UK regulators OK two Oxford Biomedica sites for cell therapy processing

The MHRA has granted Oxford Biomedica permission to develop and manufacture cell therapies at two more sites in the UK.

The UK Medicines and Healthcare products Regulatory Agency (MHRA) approved the sites – a recently established clean room at its Harrow House facility in Cowley and a new laboratory at its headquarters in Oxford - last week.

Oxford Biomedica bought the Harrow House plant from RecipharmCobra Biologics – now Cobra Biologics – in 2011. The site houses single-use bioreactors for the production of medicines delivered using lentiviral vectors.

Activities at the Windrush court facility are focused product analysis for batch release and process development for Oxford Biomedica’s internal products and for those of its customers.

The approval means Oxford Biomedica now has three clean room facilities in the UK.

The third, at a site in nearby Yarnton, has been making lentiviral vectors for Novartis’ candidate lymphoma cell therapy - CTL-019 – since it was cleared by the MHRA in January.

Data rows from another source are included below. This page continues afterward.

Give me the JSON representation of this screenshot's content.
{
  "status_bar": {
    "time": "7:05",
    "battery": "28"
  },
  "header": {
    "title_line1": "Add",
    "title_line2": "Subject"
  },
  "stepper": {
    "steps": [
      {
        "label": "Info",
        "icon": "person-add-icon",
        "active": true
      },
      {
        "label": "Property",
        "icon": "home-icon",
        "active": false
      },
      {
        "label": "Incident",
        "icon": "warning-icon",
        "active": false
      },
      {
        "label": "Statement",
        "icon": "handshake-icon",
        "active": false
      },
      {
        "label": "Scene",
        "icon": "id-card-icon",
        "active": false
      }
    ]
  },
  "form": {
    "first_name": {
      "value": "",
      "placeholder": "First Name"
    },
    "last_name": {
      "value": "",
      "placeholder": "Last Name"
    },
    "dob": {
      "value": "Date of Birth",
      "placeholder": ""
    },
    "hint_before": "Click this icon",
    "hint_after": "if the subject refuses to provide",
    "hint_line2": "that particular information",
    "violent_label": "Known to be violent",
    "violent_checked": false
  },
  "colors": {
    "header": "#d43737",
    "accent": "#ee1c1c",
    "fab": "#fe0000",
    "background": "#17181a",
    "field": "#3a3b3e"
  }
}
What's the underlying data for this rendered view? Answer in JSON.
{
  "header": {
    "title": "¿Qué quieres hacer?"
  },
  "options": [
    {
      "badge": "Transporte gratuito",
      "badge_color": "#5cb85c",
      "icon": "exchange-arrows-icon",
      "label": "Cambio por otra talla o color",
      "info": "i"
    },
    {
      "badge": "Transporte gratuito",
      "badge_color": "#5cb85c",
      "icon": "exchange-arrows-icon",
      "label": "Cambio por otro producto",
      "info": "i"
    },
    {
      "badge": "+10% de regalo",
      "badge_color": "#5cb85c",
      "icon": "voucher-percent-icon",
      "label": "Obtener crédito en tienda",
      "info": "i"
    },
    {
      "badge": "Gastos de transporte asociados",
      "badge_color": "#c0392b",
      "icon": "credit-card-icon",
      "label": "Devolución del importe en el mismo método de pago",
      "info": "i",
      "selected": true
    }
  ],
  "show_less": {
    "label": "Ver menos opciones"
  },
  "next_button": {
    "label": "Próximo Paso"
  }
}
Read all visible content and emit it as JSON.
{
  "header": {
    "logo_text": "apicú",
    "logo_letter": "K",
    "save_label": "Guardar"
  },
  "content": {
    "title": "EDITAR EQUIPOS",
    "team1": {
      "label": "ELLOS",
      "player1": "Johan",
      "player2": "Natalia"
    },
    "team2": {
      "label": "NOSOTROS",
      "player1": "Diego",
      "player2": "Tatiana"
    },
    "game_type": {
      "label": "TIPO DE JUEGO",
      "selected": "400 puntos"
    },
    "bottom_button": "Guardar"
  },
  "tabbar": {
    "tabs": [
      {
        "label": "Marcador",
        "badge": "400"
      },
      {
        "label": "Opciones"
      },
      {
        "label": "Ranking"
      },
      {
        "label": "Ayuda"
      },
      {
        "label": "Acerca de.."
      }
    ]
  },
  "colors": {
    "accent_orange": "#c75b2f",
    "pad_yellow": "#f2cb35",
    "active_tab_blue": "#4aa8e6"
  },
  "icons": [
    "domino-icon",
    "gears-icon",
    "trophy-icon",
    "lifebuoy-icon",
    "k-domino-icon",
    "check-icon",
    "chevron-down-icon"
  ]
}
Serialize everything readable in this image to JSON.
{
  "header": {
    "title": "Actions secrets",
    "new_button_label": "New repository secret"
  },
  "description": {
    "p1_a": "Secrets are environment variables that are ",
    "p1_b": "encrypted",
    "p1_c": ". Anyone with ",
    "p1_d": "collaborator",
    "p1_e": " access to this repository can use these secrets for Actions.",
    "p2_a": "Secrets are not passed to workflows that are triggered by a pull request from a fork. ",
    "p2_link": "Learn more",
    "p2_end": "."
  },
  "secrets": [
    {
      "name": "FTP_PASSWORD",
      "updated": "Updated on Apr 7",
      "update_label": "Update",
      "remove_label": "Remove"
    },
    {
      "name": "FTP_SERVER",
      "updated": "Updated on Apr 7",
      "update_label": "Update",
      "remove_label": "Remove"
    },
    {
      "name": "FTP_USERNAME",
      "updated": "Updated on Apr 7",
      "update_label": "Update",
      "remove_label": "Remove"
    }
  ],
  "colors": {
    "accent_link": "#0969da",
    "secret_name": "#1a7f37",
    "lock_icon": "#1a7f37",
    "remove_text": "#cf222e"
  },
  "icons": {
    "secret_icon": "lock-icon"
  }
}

According to Oxford Biomedica the Harrow House facility will support production of both CTL-019 and a second undisclosed chimeric antigen receptor T cell (CAR-T) programme on which it is collaborating with the Swiss pharmaceutical firm.

The facility will also make vector-delivered candidate therapies for other customers like Sanofi, Immune Design Corp. – the cancer therapy LV305 – and GSK, which has been working with the firm since December 2013.

Oxford Biomedica also confirmed it intends to vacate its office at the Medawar Centre at the neighbouring Oxford Science Park by the end of October.